There are 55563 words in the text.

Be careful about words that occur near the start or end of the novel since they may not have 3 words before or after them. For example, Fancy is the last word of "Leaves of Grass", so the final line of the concordance can not contain 3 words after Fancy:

$ python3 find.py
Choose the text to search from the following choices:
a. "Emma" by Jane Austen
b. "Moby Dick" by Herman Melville
c. "Stories to Tell Children" by Sarah Cone Bryant
d. "Leaves of Grass" by Walt Whitman
Your selection: d
Searching whitman-leaves.txt
Enter a word to find: Fancy
                - Bye My Fancy Good - bye
                - Bye My Fancy ! Good -
                - bye my Fancy ! Farewell dear
                - bye my Fancy . Now for
                - bye my Fancy . Yet let
               hail ! my Fancy .
Found 6 times.
There are 154883 words in the text.

3. Answer the Questionnaire

Each lab will have a short questionnaire at the end.

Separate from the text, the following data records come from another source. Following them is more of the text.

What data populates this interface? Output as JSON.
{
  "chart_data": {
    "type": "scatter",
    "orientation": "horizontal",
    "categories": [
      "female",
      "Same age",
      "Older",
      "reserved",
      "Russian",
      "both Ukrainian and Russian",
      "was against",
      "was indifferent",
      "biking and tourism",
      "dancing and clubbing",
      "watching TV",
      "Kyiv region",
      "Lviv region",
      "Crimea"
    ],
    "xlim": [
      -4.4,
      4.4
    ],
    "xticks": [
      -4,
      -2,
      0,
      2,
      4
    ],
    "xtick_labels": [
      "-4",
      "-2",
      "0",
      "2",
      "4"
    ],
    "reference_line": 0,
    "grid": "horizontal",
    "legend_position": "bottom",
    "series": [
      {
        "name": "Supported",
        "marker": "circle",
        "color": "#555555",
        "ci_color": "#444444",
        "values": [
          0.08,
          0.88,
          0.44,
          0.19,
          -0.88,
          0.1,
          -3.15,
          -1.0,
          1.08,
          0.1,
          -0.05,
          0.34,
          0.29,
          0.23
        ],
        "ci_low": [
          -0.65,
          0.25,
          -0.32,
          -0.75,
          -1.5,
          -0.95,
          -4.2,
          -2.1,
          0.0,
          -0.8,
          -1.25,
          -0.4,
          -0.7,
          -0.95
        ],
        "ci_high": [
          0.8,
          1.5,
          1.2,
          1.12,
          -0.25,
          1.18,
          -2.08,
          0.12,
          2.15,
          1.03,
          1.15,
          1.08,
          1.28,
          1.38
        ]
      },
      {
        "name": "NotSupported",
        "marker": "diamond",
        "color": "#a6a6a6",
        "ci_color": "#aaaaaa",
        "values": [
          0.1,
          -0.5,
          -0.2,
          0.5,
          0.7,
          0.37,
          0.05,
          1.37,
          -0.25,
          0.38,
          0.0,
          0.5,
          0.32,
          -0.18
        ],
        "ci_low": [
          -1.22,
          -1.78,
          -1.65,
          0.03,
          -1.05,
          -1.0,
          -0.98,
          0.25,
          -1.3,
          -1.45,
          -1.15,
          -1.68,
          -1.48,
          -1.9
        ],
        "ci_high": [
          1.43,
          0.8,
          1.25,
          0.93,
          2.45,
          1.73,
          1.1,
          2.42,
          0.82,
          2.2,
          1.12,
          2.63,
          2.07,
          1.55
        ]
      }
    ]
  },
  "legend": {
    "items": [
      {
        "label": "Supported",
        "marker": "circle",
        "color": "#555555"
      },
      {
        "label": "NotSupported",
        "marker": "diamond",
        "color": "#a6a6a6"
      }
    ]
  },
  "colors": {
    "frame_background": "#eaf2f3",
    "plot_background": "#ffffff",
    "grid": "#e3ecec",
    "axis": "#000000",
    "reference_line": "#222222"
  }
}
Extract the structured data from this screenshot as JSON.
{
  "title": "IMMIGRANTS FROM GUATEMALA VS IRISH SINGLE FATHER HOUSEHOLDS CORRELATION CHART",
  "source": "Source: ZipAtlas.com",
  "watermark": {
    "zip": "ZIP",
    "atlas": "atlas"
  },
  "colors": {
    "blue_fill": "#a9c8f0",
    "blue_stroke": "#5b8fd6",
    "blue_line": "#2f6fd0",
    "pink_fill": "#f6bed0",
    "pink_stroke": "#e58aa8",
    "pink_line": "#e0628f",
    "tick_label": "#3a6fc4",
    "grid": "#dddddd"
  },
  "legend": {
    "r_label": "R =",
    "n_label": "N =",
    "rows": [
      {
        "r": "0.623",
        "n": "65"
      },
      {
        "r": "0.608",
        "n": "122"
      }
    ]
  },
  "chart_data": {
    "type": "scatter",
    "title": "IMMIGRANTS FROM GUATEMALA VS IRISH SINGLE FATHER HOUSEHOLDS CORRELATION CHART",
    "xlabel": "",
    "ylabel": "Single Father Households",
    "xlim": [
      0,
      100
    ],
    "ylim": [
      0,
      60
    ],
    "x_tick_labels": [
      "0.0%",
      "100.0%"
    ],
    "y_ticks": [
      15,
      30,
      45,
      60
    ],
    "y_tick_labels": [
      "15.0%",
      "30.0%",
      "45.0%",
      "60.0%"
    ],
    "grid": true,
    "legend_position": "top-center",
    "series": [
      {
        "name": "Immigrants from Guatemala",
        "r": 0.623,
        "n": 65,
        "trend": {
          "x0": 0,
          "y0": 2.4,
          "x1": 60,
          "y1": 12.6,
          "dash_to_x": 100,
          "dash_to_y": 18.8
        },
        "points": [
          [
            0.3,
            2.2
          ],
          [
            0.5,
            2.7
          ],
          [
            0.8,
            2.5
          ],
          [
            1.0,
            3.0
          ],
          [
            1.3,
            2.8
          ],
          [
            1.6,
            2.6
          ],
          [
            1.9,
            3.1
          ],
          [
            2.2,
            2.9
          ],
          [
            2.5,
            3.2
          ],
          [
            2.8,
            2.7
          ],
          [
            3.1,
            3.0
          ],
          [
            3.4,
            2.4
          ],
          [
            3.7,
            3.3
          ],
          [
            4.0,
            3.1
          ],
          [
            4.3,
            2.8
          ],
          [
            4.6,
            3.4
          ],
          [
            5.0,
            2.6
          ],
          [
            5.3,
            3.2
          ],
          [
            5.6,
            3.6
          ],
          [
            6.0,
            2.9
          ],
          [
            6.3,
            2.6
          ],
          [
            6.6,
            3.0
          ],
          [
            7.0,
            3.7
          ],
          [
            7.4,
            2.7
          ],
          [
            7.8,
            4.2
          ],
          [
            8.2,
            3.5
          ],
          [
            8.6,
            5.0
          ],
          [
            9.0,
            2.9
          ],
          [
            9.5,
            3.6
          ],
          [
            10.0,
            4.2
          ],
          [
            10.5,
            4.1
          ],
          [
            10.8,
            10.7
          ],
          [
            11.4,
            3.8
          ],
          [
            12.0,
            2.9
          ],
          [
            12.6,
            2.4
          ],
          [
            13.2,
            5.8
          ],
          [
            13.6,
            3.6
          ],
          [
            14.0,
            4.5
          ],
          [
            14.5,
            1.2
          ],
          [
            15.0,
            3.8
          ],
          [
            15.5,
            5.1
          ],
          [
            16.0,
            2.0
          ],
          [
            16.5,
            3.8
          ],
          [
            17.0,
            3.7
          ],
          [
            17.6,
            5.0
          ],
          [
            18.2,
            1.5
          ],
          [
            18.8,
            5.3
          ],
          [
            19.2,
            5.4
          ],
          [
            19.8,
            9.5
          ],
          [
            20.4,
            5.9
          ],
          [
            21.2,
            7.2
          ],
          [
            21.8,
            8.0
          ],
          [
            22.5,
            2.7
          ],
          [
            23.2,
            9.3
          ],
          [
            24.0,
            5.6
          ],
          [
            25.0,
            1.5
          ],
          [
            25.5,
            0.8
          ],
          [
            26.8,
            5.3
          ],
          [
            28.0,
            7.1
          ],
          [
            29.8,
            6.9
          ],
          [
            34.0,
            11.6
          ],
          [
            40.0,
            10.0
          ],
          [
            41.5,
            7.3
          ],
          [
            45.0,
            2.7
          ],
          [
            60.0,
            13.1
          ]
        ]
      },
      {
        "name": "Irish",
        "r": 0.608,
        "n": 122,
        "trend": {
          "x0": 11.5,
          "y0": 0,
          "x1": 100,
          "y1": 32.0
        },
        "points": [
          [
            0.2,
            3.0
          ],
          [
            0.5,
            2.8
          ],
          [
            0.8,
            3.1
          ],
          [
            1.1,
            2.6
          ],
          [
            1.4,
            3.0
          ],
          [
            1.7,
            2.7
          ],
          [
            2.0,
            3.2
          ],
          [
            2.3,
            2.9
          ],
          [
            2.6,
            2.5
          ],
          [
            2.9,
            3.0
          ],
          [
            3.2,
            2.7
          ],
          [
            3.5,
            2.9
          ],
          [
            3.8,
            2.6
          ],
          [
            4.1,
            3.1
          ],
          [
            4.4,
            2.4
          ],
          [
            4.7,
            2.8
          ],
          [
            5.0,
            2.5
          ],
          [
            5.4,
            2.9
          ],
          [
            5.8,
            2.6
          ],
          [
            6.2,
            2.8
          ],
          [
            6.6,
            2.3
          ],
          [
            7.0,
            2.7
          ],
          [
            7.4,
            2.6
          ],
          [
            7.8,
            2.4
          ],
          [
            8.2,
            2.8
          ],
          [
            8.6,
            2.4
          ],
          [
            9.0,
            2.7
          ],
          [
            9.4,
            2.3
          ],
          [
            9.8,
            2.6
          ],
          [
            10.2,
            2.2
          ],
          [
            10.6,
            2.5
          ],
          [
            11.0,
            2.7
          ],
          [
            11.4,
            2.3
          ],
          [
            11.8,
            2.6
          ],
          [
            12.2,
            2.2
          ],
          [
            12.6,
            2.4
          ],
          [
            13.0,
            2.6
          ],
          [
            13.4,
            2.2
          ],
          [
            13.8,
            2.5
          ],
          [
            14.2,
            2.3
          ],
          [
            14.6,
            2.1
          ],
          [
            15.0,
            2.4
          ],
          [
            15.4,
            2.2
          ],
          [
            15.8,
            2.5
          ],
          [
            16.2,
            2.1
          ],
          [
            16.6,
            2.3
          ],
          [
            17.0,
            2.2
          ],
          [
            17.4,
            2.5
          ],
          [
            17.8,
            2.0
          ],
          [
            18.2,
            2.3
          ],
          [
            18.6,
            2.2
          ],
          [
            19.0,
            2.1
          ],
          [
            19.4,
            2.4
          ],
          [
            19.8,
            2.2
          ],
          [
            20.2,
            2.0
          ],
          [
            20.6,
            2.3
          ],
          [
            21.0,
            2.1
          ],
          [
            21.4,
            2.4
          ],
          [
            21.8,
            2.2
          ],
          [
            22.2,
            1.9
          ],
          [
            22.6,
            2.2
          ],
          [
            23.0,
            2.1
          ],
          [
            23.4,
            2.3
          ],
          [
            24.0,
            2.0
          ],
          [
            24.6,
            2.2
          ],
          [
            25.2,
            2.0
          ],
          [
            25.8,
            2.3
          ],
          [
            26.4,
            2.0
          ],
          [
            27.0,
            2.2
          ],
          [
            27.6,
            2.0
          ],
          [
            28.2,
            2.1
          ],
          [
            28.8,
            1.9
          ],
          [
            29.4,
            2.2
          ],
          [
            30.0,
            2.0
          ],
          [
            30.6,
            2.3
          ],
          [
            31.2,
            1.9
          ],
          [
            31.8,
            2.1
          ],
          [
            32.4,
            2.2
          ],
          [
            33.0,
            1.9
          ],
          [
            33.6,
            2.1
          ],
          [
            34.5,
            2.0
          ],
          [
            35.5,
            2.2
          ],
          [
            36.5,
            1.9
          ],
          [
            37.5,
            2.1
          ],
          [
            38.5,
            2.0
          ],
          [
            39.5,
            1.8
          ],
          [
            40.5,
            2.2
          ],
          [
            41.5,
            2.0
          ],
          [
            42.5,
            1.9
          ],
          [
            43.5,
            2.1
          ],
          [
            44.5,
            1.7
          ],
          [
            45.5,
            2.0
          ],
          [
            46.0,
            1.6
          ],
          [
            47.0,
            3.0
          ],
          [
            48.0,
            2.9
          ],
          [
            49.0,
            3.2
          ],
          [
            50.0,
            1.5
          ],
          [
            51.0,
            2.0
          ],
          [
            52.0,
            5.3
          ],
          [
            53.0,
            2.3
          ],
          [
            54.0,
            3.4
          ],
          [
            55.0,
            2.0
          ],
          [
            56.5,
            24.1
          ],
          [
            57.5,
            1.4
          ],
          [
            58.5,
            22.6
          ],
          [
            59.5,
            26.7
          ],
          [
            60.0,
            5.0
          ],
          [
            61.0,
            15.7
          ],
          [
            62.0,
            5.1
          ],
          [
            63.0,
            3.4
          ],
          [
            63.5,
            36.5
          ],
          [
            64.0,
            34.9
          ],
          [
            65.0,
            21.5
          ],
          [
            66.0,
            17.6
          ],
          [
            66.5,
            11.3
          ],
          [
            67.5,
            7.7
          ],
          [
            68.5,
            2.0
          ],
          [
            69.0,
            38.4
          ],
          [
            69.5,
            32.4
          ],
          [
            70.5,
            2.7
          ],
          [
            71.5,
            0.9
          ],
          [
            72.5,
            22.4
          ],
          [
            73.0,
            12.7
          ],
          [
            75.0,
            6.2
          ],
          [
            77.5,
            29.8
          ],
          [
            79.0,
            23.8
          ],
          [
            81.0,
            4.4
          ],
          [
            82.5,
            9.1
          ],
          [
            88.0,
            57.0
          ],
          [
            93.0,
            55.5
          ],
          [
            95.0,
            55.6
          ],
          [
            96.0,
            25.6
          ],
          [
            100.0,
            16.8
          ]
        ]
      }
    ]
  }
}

Please edit the Questions-03.txt file in your cs21/labs/03 directory and answer the questions in that file.

Once you’re done with that, you should run handin21 again.

Submitting lab assignments

Remember to run handin21 to turn in your lab files! You may run handin21 as many times as you want. Each time it will turn in any new work. We recommend running handin21 after you complete each program or after you complete significant work on any one program.

Logging out

When you’re done working in the lab, you should log out of the computer you’re using.

First quit any applications you are running, like the browser and the terminal. Then click on the logout icon (logout icon or other logout icon) and choose "log out".

If you plan to leave the lab for just a few minutes, you do not need to log out. It is, however, a good idea to lock your machine while you are gone. You can lock your screen by clicking on the lock xlock icon. PLEASE do not leave a session locked for a long period of time. Power may go out, someone might reboot the machine, etc. You don’t want to lose any work!